The volume in Jordan Hill’s voice grew. The pauses between sighs prolonged.

After providing endless energy on hustle plays as both a Lakers reserve and starter, Hill appeared visibly frustrated that hasn’t spilled toward his teammates on defense.

“We rely on our offense instead of our defense,” Hill said. “When an opponent scores, we feel like we have to come down and get a score. But if we defend and stop our opponent from scoring, our offense will become easier.”

That hasn’t happened all season.

The Lakers rank 29th out of 30 NBA teams in both total defense (103.48 points per game) and fast-break points allowed (17.7). Attention fantasy basketball owners: opponents are destined to notch career-highs against the Lakers defense.

Among the candidates: Toronto forward Amir Johnson (32 points), New Orlean’s Anthony Davis (32), Washington’s Nene (30) and Denver’s Timofey Mozgov (23). When they play Friday in Oklahoma City (16-4), the Lakers (10-11) will face the NBA’s leading scorer in Kevin Durant (29 points per game) and a speedy point guard in Russell Westbrook.

Plenty of the blame falls on Pau Gasol, whose mild sprain in his right ankle has partly contributed to poor foot speed.

“It starts from an individual but the team defense has to be able to cover up certain individual mistakes or breakdowns,” Gasol said. “That’s when the team defense and the scrambling out there, hustling comes into play.”

But the problems go beyond Gasol.

In the Lakers’ 114-108 loss Tuesday to the Phoenix Suns, coach Mike D’Antoni featured Shawne Williams and Jodie Meeks in the starting lineup in hopes of adding speed and three-point shooting around Kobe Bryant.

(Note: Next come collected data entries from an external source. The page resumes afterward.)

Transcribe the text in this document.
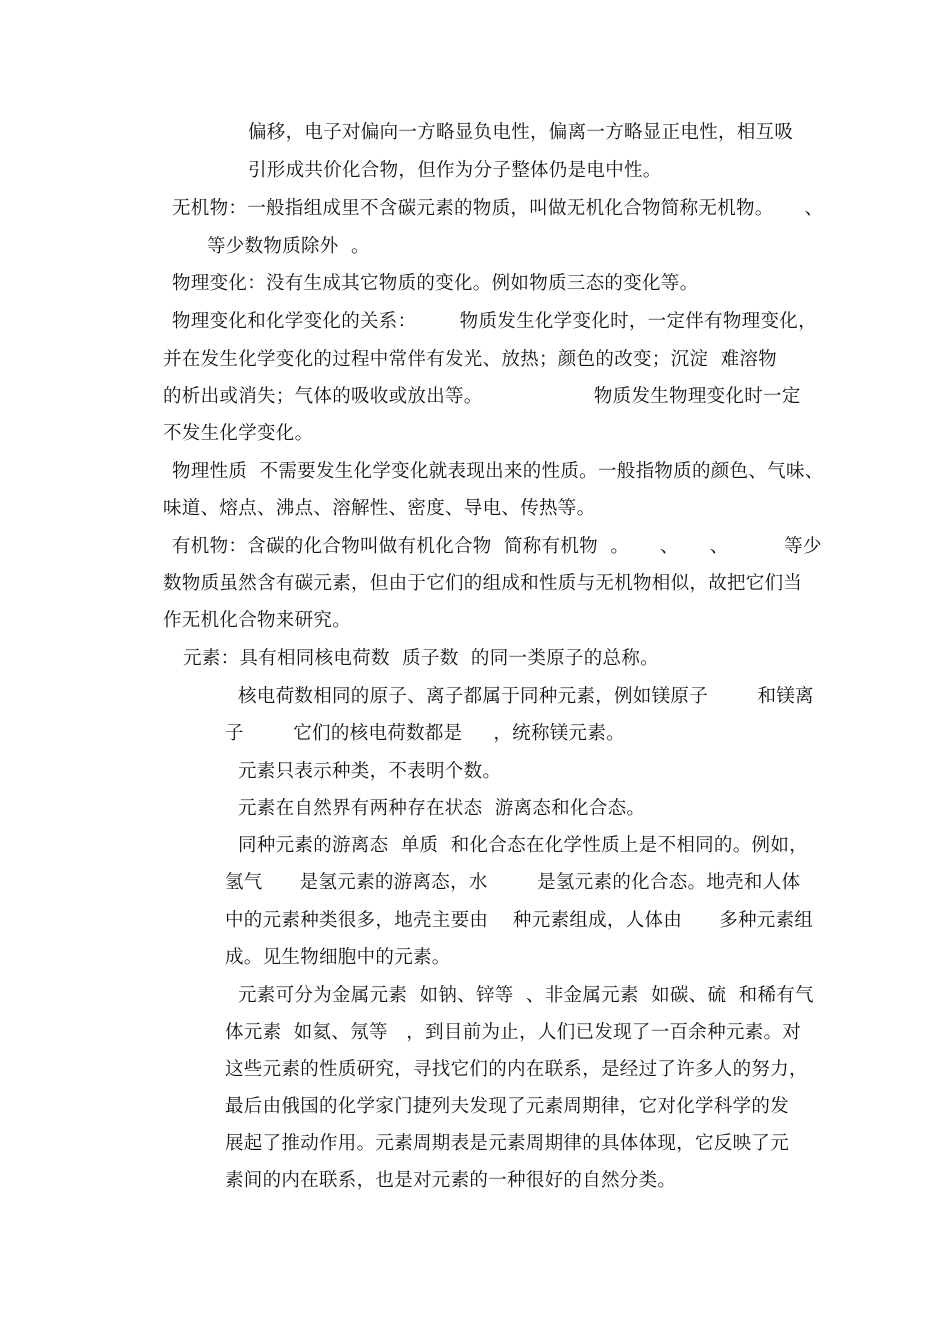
偏移，电子对偏向一方略显负电性，偏离一方略显正电性，相互吸
引形成共价化合物，但作为分子整体仍是电中性。
无机物：一般指组成里不含碳元素的物质，叫做无机化合物简称无机物。     、
等少数物质除外  。
物理变化：没有生成其它物质的变化。例如物质三态的变化等。
物理变化和化学变化的关系：       物质发生化学变化时，一定伴有物理变化，
并在发生化学变化的过程中常伴有发光、放热；颜色的改变；沉淀  难溶物
的析出或消失；气体的吸收或放出等。                  物质发生物理变化时一定
不发生化学变化。
物理性质  不需要发生化学变化就表现出来的性质。一般指物质的颜色、气味、
味道、熔点、沸点、溶解性、密度、导电、传热等。
有机物：含碳的化合物叫做有机化合物  简称有机物  。     、     、         等少
数物质虽然含有碳元素，但由于它们的组成和性质与无机物相似，故把它们当
作无机化合物来研究。
元素：具有相同核电荷数  质子数  的同一类原子的总称。
核电荷数相同的原子、离子都属于同种元素，例如镁原子        和镁离
子        它们的核电荷数都是     ，统称镁元素。
元素只表示种类，不表明个数。
元素在自然界有两种存在状态  游离态和化合态。
同种元素的游离态  单质  和化合态在化学性质上是不相同的。例如，
氢气      是氢元素的游离态，水        是氢元素的化合态。地壳和人体
中的元素种类很多，地壳主要由    种元素组成，人体由      多种元素组
成。见生物细胞中的元素。
元素可分为金属元素  如钠、锌等  、非金属元素  如碳、硫  和稀有气
体元素  如氦、氖等   ，到目前为止，人们已发现了一百余种元素。对
这些元素的性质研究，寻找它们的内在联系，是经过了许多人的努力，
最后由俄国的化学家门捷列夫发现了元素周期律，它对化学科学的发
展起了推动作用。元素周期表是元素周期律的具体体现，它反映了元
素间的内在联系，也是对元素的一种很好的自然分类。
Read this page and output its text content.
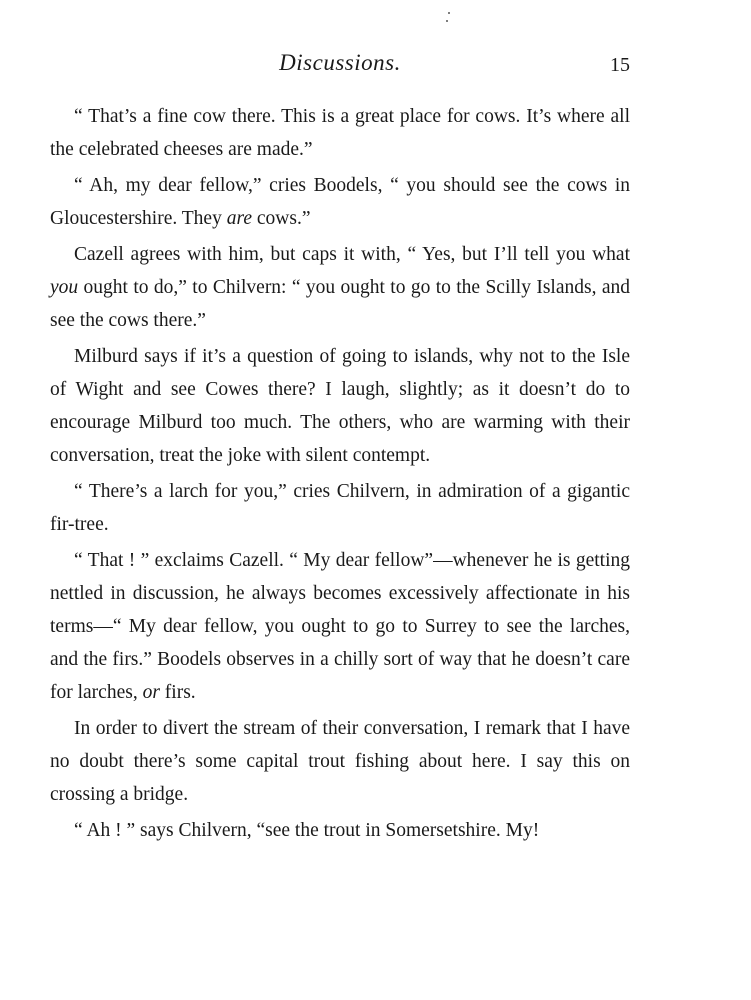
Discussions.	15

“ That’s a fine cow there. This is a great place for cows. It’s where all the celebrated cheeses are made.”

“ Ah, my dear fellow,” cries Boodels, “ you should see the cows in Gloucestershire. They are cows.”

Cazell agrees with him, but caps it with, “ Yes, but I’ll tell you what you ought to do,” to Chilvern: “ you ought to go to the Scilly Islands, and see the cows there.”

Milburd says if it’s a question of going to islands, why not to the Isle of Wight and see Cowes there? I laugh, slightly; as it doesn’t do to encourage Milburd too much. The others, who are warming with their conversation, treat the joke with silent contempt.

“ There’s a larch for you,” cries Chilvern, in admiration of a gigantic fir-tree.

“ That ! ” exclaims Cazell. “ My dear fellow”—whenever he is getting nettled in discussion, he always becomes excessively affectionate in his terms—“ My dear fellow, you ought to go to Surrey to see the larches, and the firs.” Boodels observes in a chilly sort of way that he doesn’t care for larches, or firs.

In order to divert the stream of their conversation, I remark that I have no doubt there’s some capital trout fishing about here. I say this on crossing a bridge.

“ Ah ! ” says Chilvern, “see the trout in Somersetshire. My!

Though D’Antoni made the move to accommodate Bryant’s rustiness, the switch left solid defenders Robert Sacre and Wesley Johnson to the bench. Incidentally, Phoenix scored 56 points in the paint and outrebounded the Lakers, 43-33.

“We’re going to have to man up a little bit more,” D’Antoni said. “We’re going to have to toughen up. It’s going to have to be a dog fight for a while.”

How so?

“We have to be more aggressive, talk more and contain our guy more,” Hill said. “We have to go out there and play hard nosed defense. We’re going to score at will. Nobody is going to stop us from scoring. But we put too much pressure on our offense. We have to focus on our defense more and go out and contain our man.”